NEW Zealand are hoping a ‘State of Origin’ style approach to international rugby league will result in Test football domination – and give them a stranglehold on the World Cup.
The Kiwis shocked Ricky Stuart’s Kangaroos in Brisbane in 2008 to claim the showpiece event and the New Zealand Rugby League (NZRL) has hatched a plan based on Origin-style preparation camps to rule rugby league at the Test level.
The Kiwis held their inaugural Heritage Camp in Sydney last weekend, attended by 34 top-line players over two days, and NZRL General Manager of High Performance Tony Kemp said it was the first stage of a plan aimed at domination of the international arena by the Kiwis.
“We have never been in a position to run a pre-season camp before and we have always looked at envy with the way those things were done in regard to State of Origin,” he said.
“It gives us the opportunity to get the players together, to get them thinking and working on the things that we want to them to.
“It was an opportunity to get our top 34 players together and to begin to develop them and have them develop together just like Origin does.”
Kemp said he was planning similar camps before the Anzac Test and the World Cup later this year and was in regular contact with his Kiwi stars.
Despite the Kiwis’ World Cup win and their 2005 and 2008 Tri Nations triumphs, Kemp openly admits their performances have lacked consistency, a case in point being their failure to win the Anzac Test since 1998.
“When you look at the investment that Australia makes in Test football and you hear of England spending millions of pounds on their effort to win the World Cup on home soil next year, we really are an amateur nation,” Kemp said.

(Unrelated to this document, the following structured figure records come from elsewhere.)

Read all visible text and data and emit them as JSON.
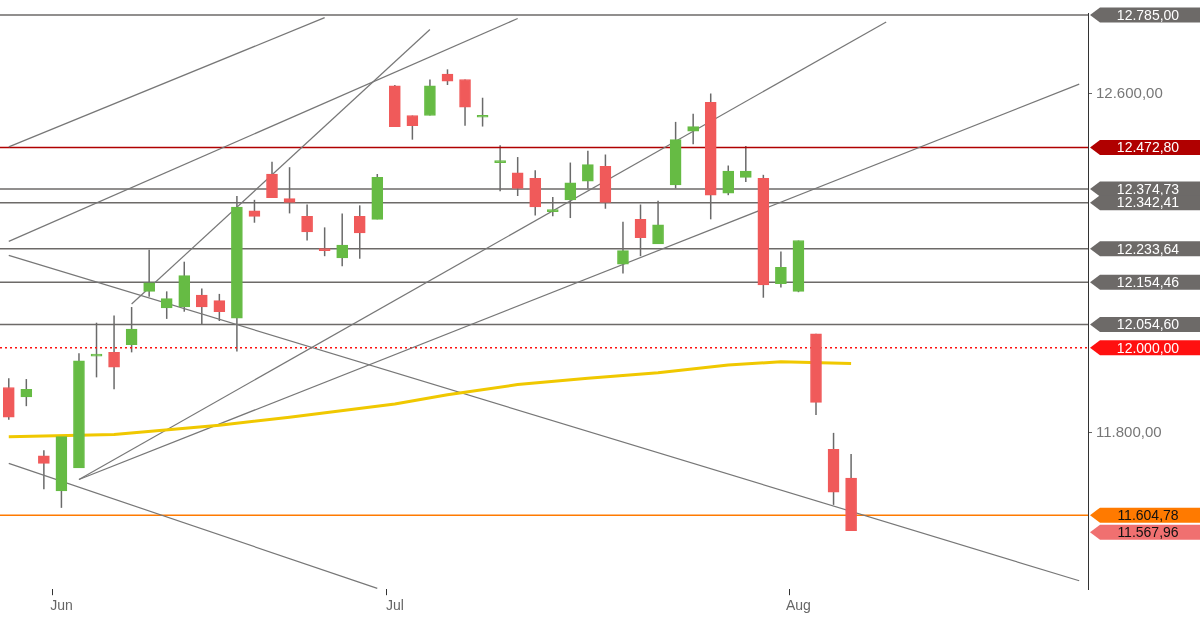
{
  "chart_data": {
    "type": "candlestick",
    "categories": [
      null,
      null,
      null,
      "Jun",
      null,
      null,
      null,
      null,
      null,
      null,
      null,
      null,
      null,
      null,
      null,
      null,
      null,
      null,
      null,
      null,
      null,
      null,
      "Jul",
      null,
      null,
      null,
      null,
      null,
      null,
      null,
      null,
      null,
      null,
      null,
      null,
      null,
      null,
      null,
      null,
      null,
      null,
      null,
      null,
      null,
      null,
      "Aug",
      null,
      null,
      null,
      null,
      null,
      null,
      null,
      null,
      null,
      null,
      null,
      null,
      null,
      null,
      null,
      null
    ],
    "ohlc": [
      [
        11906,
        11928,
        11830,
        11836
      ],
      [
        11884,
        11926,
        11862,
        11902
      ],
      [
        11745,
        11758,
        11666,
        11727
      ],
      [
        11662,
        11793,
        11622,
        11790
      ],
      [
        11716,
        11987,
        11716,
        11969
      ],
      [
        11980,
        12059,
        11930,
        11980
      ],
      [
        11989,
        12076,
        11902,
        11954
      ],
      [
        12007,
        12096,
        11989,
        12044
      ],
      [
        12133,
        12231,
        12120,
        12153
      ],
      [
        12094,
        12133,
        12068,
        12116
      ],
      [
        12096,
        12203,
        12085,
        12170
      ],
      [
        12124,
        12140,
        12055,
        12096
      ],
      [
        12111,
        12127,
        12063,
        12085
      ],
      [
        12070,
        12358,
        11991,
        12332
      ],
      [
        12323,
        12349,
        12295,
        12310
      ],
      [
        12410,
        12439,
        12354,
        12354
      ],
      [
        12352,
        12426,
        12317,
        12343
      ],
      [
        12310,
        12338,
        12253,
        12273
      ],
      [
        12232,
        12284,
        12216,
        12229
      ],
      [
        12212,
        12317,
        12192,
        12242
      ],
      [
        12310,
        12336,
        12210,
        12271
      ],
      [
        12303,
        12410,
        12303,
        12402
      ],
      [
        12618,
        12620,
        12522,
        12522
      ],
      [
        12548,
        12548,
        12491,
        12524
      ],
      [
        12548,
        12633,
        12548,
        12618
      ],
      [
        12646,
        12657,
        12620,
        12629
      ],
      [
        12633,
        12633,
        12524,
        12568
      ],
      [
        12544,
        12590,
        12522,
        12544
      ],
      [
        12437,
        12478,
        12369,
        12437
      ],
      [
        12413,
        12450,
        12358,
        12376
      ],
      [
        12400,
        12419,
        12312,
        12332
      ],
      [
        12321,
        12356,
        12310,
        12321
      ],
      [
        12349,
        12437,
        12306,
        12389
      ],
      [
        12393,
        12465,
        12376,
        12432
      ],
      [
        12428,
        12456,
        12328,
        12343
      ],
      [
        12197,
        12297,
        12175,
        12229
      ],
      [
        12303,
        12338,
        12216,
        12260
      ],
      [
        12245,
        12347,
        12245,
        12290
      ],
      [
        12384,
        12533,
        12376,
        12491
      ],
      [
        12511,
        12552,
        12480,
        12522
      ],
      [
        12579,
        12600,
        12303,
        12360
      ],
      [
        12365,
        12430,
        12360,
        12417
      ],
      [
        12402,
        12476,
        12391,
        12417
      ],
      [
        12400,
        12408,
        12118,
        12148
      ],
      [
        12151,
        12227,
        12142,
        12190
      ],
      [
        12133,
        12253,
        12131,
        12253
      ],
      [
        12033,
        12033,
        11841,
        11871
      ],
      [
        11760,
        11799,
        11629,
        11659
      ],
      [
        11692,
        11749,
        11568,
        11568
      ],
      null,
      null,
      null,
      null,
      null,
      null,
      null,
      null,
      null,
      null,
      null,
      null,
      null
    ],
    "colors": [
      "#f05a5a",
      "#66bb44",
      "#f05a5a",
      "#66bb44",
      "#66bb44",
      "#66bb44",
      "#f05a5a",
      "#66bb44",
      "#66bb44",
      "#66bb44",
      "#66bb44",
      "#f05a5a",
      "#f05a5a",
      "#66bb44",
      "#f05a5a",
      "#f05a5a",
      "#f05a5a",
      "#f05a5a",
      "#f05a5a",
      "#66bb44",
      "#f05a5a",
      "#66bb44",
      "#f05a5a",
      "#f05a5a",
      "#66bb44",
      "#f05a5a",
      "#f05a5a",
      "#66bb44",
      "#66bb44",
      "#f05a5a",
      "#f05a5a",
      "#66bb44",
      "#66bb44",
      "#66bb44",
      "#f05a5a",
      "#66bb44",
      "#f05a5a",
      "#66bb44",
      "#66bb44",
      "#66bb44",
      "#f05a5a",
      "#66bb44",
      "#66bb44",
      "#f05a5a",
      "#66bb44",
      "#66bb44",
      "#f05a5a",
      "#f05a5a",
      "#f05a5a",
      null,
      null,
      null,
      null,
      null,
      null,
      null,
      null,
      null,
      null,
      null,
      null,
      null
    ],
    "series": [
      {
        "type": "line",
        "color": "#f0c800",
        "values": [
          11790,
          null,
          null,
          null,
          null,
          null,
          11795,
          null,
          null,
          null,
          null,
          null,
          11817,
          null,
          null,
          null,
          11836,
          null,
          null,
          null,
          null,
          null,
          11867,
          null,
          null,
          11889,
          null,
          null,
          null,
          11913,
          null,
          null,
          null,
          11928,
          null,
          null,
          null,
          11941,
          null,
          null,
          null,
          11959,
          null,
          null,
          11967,
          null,
          null,
          null,
          11963,
          null,
          null,
          null,
          null,
          null,
          null,
          null,
          null,
          null,
          null,
          null,
          null,
          null
        ]
      },
      {
        "type": "line",
        "color": "#777777",
        "values": [
          null,
          null,
          null,
          null,
          11689,
          null,
          null,
          null,
          null,
          null,
          null,
          null,
          null,
          null,
          null,
          null,
          null,
          null,
          null,
          null,
          null,
          null,
          null,
          null,
          null,
          null,
          null,
          null,
          null,
          null,
          null,
          null,
          null,
          null,
          null,
          null,
          null,
          null,
          null,
          null,
          null,
          null,
          null,
          null,
          null,
          null,
          null,
          null,
          null,
          null,
          null,
          null,
          null,
          null,
          null,
          null,
          null,
          null,
          null,
          null,
          null,
          12622
        ]
      },
      {
        "type": "line",
        "color": "#777777",
        "values": [
          null,
          null,
          null,
          null,
          11689,
          null,
          null,
          null,
          null,
          null,
          null,
          null,
          null,
          null,
          null,
          null,
          null,
          null,
          null,
          null,
          null,
          null,
          null,
          null,
          null,
          null,
          null,
          null,
          null,
          null,
          null,
          null,
          null,
          null,
          null,
          null,
          null,
          null,
          null,
          null,
          null,
          null,
          null,
          null,
          null,
          null,
          null,
          null,
          null,
          null,
          12769,
          null,
          null,
          null,
          null,
          null,
          null,
          null,
          null,
          null,
          null,
          null
        ]
      },
      {
        "type": "line",
        "color": "#777777",
        "values": [
          12218,
          null,
          null,
          null,
          null,
          null,
          null,
          null,
          null,
          null,
          null,
          null,
          null,
          null,
          null,
          null,
          null,
          null,
          null,
          null,
          null,
          null,
          null,
          null,
          null,
          null,
          null,
          null,
          null,
          null,
          null,
          null,
          null,
          null,
          null,
          null,
          null,
          null,
          null,
          null,
          null,
          null,
          null,
          null,
          null,
          null,
          null,
          null,
          null,
          null,
          null,
          null,
          null,
          null,
          null,
          null,
          null,
          null,
          null,
          null,
          null,
          11450
        ]
      },
      {
        "type": "line",
        "color": "#777777",
        "values": [
          11727,
          null,
          null,
          null,
          null,
          null,
          null,
          null,
          null,
          null,
          null,
          null,
          null,
          null,
          null,
          null,
          null,
          null,
          null,
          null,
          null,
          11432,
          null,
          null,
          null,
          null,
          null,
          null,
          null,
          null,
          null,
          null,
          null,
          null,
          null,
          null,
          null,
          null,
          null,
          null,
          null,
          null,
          null,
          null,
          null,
          null,
          null,
          null,
          null,
          null,
          null,
          null,
          null,
          null,
          null,
          null,
          null,
          null,
          null,
          null,
          null,
          null
        ]
      },
      {
        "type": "line",
        "color": "#777777",
        "values": [
          12474,
          null,
          null,
          null,
          null,
          null,
          null,
          null,
          null,
          null,
          null,
          null,
          null,
          null,
          null,
          null,
          null,
          null,
          12779,
          null,
          null,
          null,
          null,
          null,
          null,
          null,
          null,
          null,
          null,
          null,
          null,
          null,
          null,
          null,
          null,
          null,
          null,
          null,
          null,
          null,
          null,
          null,
          null,
          null,
          null,
          null,
          null,
          null,
          null,
          null,
          null,
          null,
          null,
          null,
          null,
          null,
          null,
          null,
          null,
          null,
          null,
          null
        ]
      },
      {
        "type": "line",
        "color": "#777777",
        "values": [
          12251,
          null,
          null,
          null,
          null,
          null,
          null,
          null,
          null,
          null,
          null,
          null,
          null,
          null,
          null,
          null,
          null,
          null,
          null,
          null,
          null,
          null,
          null,
          null,
          null,
          null,
          null,
          null,
          null,
          12777,
          null,
          null,
          null,
          null,
          null,
          null,
          null,
          null,
          null,
          null,
          null,
          null,
          null,
          null,
          null,
          null,
          null,
          null,
          null,
          null,
          null,
          null,
          null,
          null,
          null,
          null,
          null,
          null,
          null,
          null,
          null,
          null
        ]
      },
      {
        "type": "line",
        "color": "#777777",
        "values": [
          null,
          null,
          null,
          null,
          null,
          null,
          null,
          12103,
          null,
          null,
          null,
          null,
          null,
          null,
          null,
          null,
          null,
          null,
          null,
          null,
          null,
          null,
          null,
          null,
          12751,
          null,
          null,
          null,
          null,
          null,
          null,
          null,
          null,
          null,
          null,
          null,
          null,
          null,
          null,
          null,
          null,
          null,
          null,
          null,
          null,
          null,
          null,
          null,
          null,
          null,
          null,
          null,
          null,
          null,
          null,
          null,
          null,
          null,
          null,
          null,
          null,
          null
        ]
      }
    ],
    "ylim": [
      11430,
      12790
    ],
    "yticks": [
      {
        "value": 11800,
        "label": "11.800,00"
      },
      {
        "value": 12600,
        "label": "12.600,00"
      }
    ],
    "ref_lines": [
      {
        "axis": "y",
        "value": 12785,
        "label": "12.785,00",
        "color": "#6d6a68"
      },
      {
        "axis": "y",
        "value": 12472.8,
        "label": "12.472,80",
        "color": "#b00000"
      },
      {
        "axis": "y",
        "value": 12374.73,
        "label": "12.374,73",
        "color": "#6d6a68"
      },
      {
        "axis": "y",
        "value": 12342.41,
        "label": "12.342,41",
        "color": "#6d6a68"
      },
      {
        "axis": "y",
        "value": 12233.64,
        "label": "12.233,64",
        "color": "#6d6a68"
      },
      {
        "axis": "y",
        "value": 12154.46,
        "label": "12.154,46",
        "color": "#6d6a68"
      },
      {
        "axis": "y",
        "value": 12054.6,
        "label": "12.054,60",
        "color": "#6d6a68"
      },
      {
        "axis": "y",
        "value": 12000,
        "label": "12.000,00",
        "color": "#ff1010",
        "line_style": "dotted"
      },
      {
        "axis": "y",
        "value": 11604.78,
        "label": "11.604,78",
        "color": "#ff7a00"
      }
    ],
    "annotations": [
      "11.567,96"
    ],
    "grid": false,
    "legend": false
  }
}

“But we are trying to change that. The feedback from all the players was very positive from the camp. They all understand what we are trying to do.”
Tony Iro has been employed full time as a member of the NZRL high performance unit under coach Stephen Kearney, another indication of the NZRL’s determination to improve their lot.
Kemp said Kiwi players made up almost a third of NRL clubs’ rosters, indicating now is the time to begin to build.
“When you look at players like Kieran Foran, Benji Marshall, Issac Luke … they are key players in key positions in the NRL and that is to our benefit. In the past, that might not have been the case,” he said.
“This is a six-year plan. They are a lot of good young guys like Foran, Jared Waerea-Hargreaves, Kevin Proctor, Jesse Bromwich who will be peaking at the next World Cup. We want to win this year’s World Cup, but we want a program in place that delivers consistency and results.”